Outro elemento interessante é que alguns centros educativos localizados no centro das cidades já não têm clientela, pois na Espanha há poucas crianças. Está claro que, na política social e assistencial, a responsabilidade deve ser pública. Na década de 1990, discutiu-se muito a divisão das atribuições entre os setores público e privado. Se a gestão pública é muito cara, que se recorra ao sistema privado, mas sempre com responsabilidade pública. Não se pode esquecer que os usuários dessas residências são pessoas que têm a sua vida nas mãos de um equipamento e dos profissionais daquele centro. Essa situação deve ter um controle, uma assistência técnica e uma avaliação. Não se pode deixar que as residências façam o que quiserem. Na Espanha, alguns centros tiveram que ser fechados. Abriam uma casa, um “centro residencial” para pessoas com demência, em condições sub-humanas. Portanto, a responsabilidade pública é muito grande.
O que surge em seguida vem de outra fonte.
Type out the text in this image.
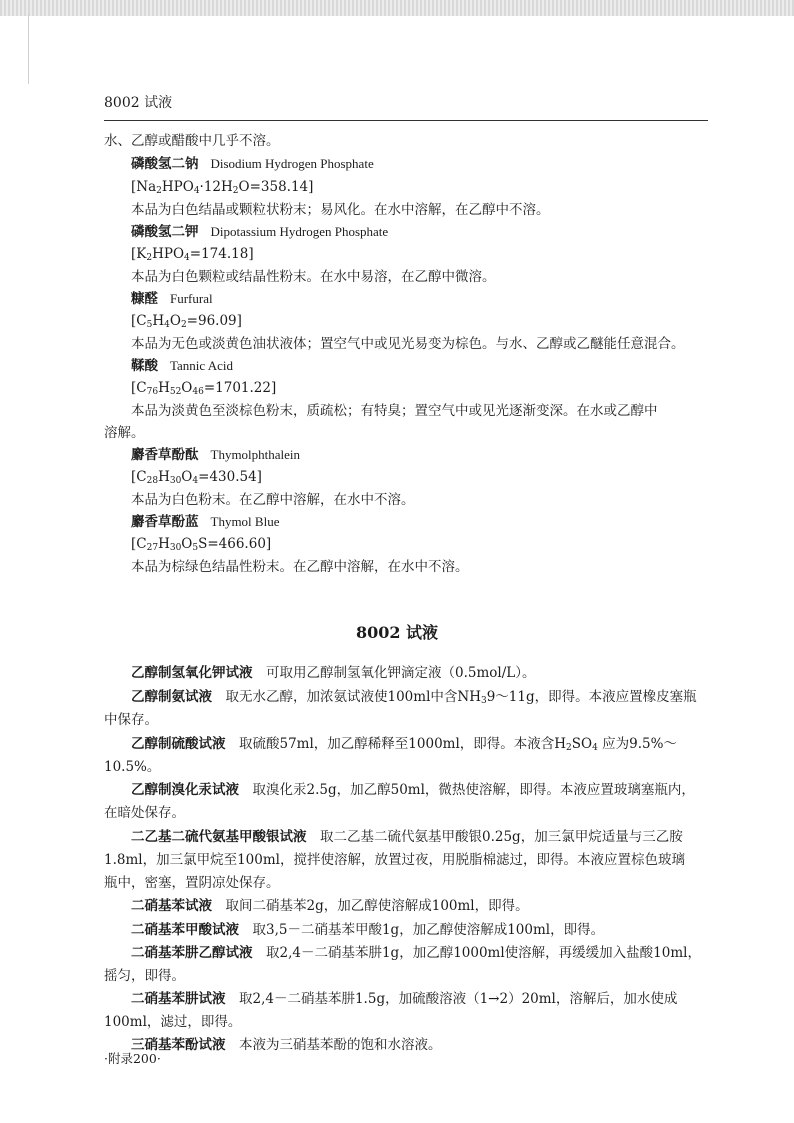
8002 试液
水、乙醇或醋酸中几乎不溶。
磷酸氢二钠 Disodium Hydrogen Phosphate
$[Na_2HPO_4\cdot 12H_2O=358.14]$
本品为白色结晶或颗粒状粉末；易风化。在水中溶解，在乙醇中不溶。
磷酸氢二钾 Dipotassium Hydrogen Phosphate
$[K_2HPO_4=174.18]$
本品为白色颗粒或结晶性粉末。在水中易溶，在乙醇中微溶。
糠醛 Furfural
$[C_5H_4O_2=96.09]$
本品为无色或淡黄色油状液体；置空气中或见光易变为棕色。与水、乙醇或乙醚能任意混合。
鞣酸 Tannic Acid
$[C_{76}H_{52}O_{46}=1701.22]$
本品为淡黄色至淡棕色粉末，质疏松；有特臭；置空气中或见光逐渐变深。在水或乙醇中
溶解。
麝香草酚酞 Thymolphthalein
$[C_{28}H_{30}O_4=430.54]$
本品为白色粉末。在乙醇中溶解，在水中不溶。
麝香草酚蓝 Thymol Blue
$[C_{27}H_{30}O_5S=466.60]$
本品为棕绿色结晶性粉末。在乙醇中溶解，在水中不溶。
8002 试液
乙醇制氢氧化钾试液　 可取用乙醇制氢氧化钾滴定液（0.5mol/L）。
乙醇制氨试液　 取无水乙醇，加浓氨试液使100ml中含$NH_39\sim 11g$，即得。本液应置橡皮塞瓶
中保存。
乙醇制硫酸试液　 取硫酸57ml，加乙醇稀释至1000ml，即得。本液含$H_2SO_4$ 应为9.5%～
10.5%。
乙醇制溴化汞试液　 取溴化汞2.5g，加乙醇50ml，微热使溶解，即得。本液应置玻璃塞瓶内，
在暗处保存。
二乙基二硫代氨基甲酸银试液　 取二乙基二硫代氨基甲酸银0.25g，加三氯甲烷适量与三乙胺
1.8ml，加三氯甲烷至100ml，搅拌使溶解，放置过夜，用脱脂棉滤过，即得。本液应置棕色玻璃
瓶中，密塞，置阴凉处保存。
二硝基苯试液　 取间二硝基苯2g，加乙醇使溶解成100ml，即得。
二硝基苯甲酸试液　 取3,5－二硝基苯甲酸1g，加乙醇使溶解成100ml，即得。
二硝基苯肼乙醇试液　 取2,4－二硝基苯肼1g，加乙醇1000ml使溶解，再缓缓加入盐酸10ml，
摇匀，即得。
二硝基苯肼试液　 取2,4－二硝基苯肼1.5g，加硫酸溶液（1→2）20ml，溶解后，加水使成
100ml，滤过，即得。
三硝基苯酚试液　 本液为三硝基苯酚的饱和水溶液。
·附录200·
Outro tema importante para os centros residenciais seria a concessão de “férias”. Se há duas residências em províncias diferentes, os residentes de uma podem passar as férias na outra, voluntariamente, é claro, e vice-versa. É uma maneira de arrumarem a mala, conhecerem outras pessoas, passarem um tempo em outro local, fazerem novos relacionamentos, mudarem seus mundos, suas vidas. Às vezes, a institucionalização é produzida pelos próprios gestores, que não conseguem imaginar alternativas, não tão institucionalizadas. À medida que se acomodem as dinâmicas de atenção às pessoas com deficiência às necessidades que possam apresentar, que se dá a elas o protagonismo da sua vida cotidiana, se escuta e vê as possibilidades que as instituições oferecem, outras alternativas podem ser desenvolvidas.

Muitas vezes, na vizinhança, é possível encontrar pessoas dispostas ao trabalho voluntário de um dia por semana, ir à casa e levar alguém ao cinema. essas pequenas medidas podem mudar a vida da pessoa que vive num centro. Não são medidas que exigem recursos muito elevados. Trata-se de acumular cada equipamento, no seu âmbito local, com a sua cultura. A residência é a alternativa e o lugar das pessoas que ali vivem. É preciso usar a imaginação, oferecer solidariedade, novos modelos existentes e que podem ser criados. Nem tudo está inventado. Assim, seria possível dar um grande salto. Tudo aquilo que pode ser feito na coletividade, na sociedade, tende a funcionar melhor. Quando se criaram “jornadas de reabilitação” de dois dias por semana a outro tipo de centro, estas foram muito mais eficazes que a proposta de novas residências específicas para tetraplégicos, paraplégicos ou outras pessoas com deficiência.

Outro elemento importante são as pesquisas permanentes, não identificadas, sobre a qualidade, a assistência, o grau de conforto, as ideias dos residentes. Muito se pode aprender quando os residentes sabem que suas opiniões serão ouvidas. Todos os elementos aqui descritos devem ser valorizados, devem ser levados em conta numa reflexão sobre as instituições, que podem melhorar de muitas maneiras, tornando-se mais versáteis e permeáveis.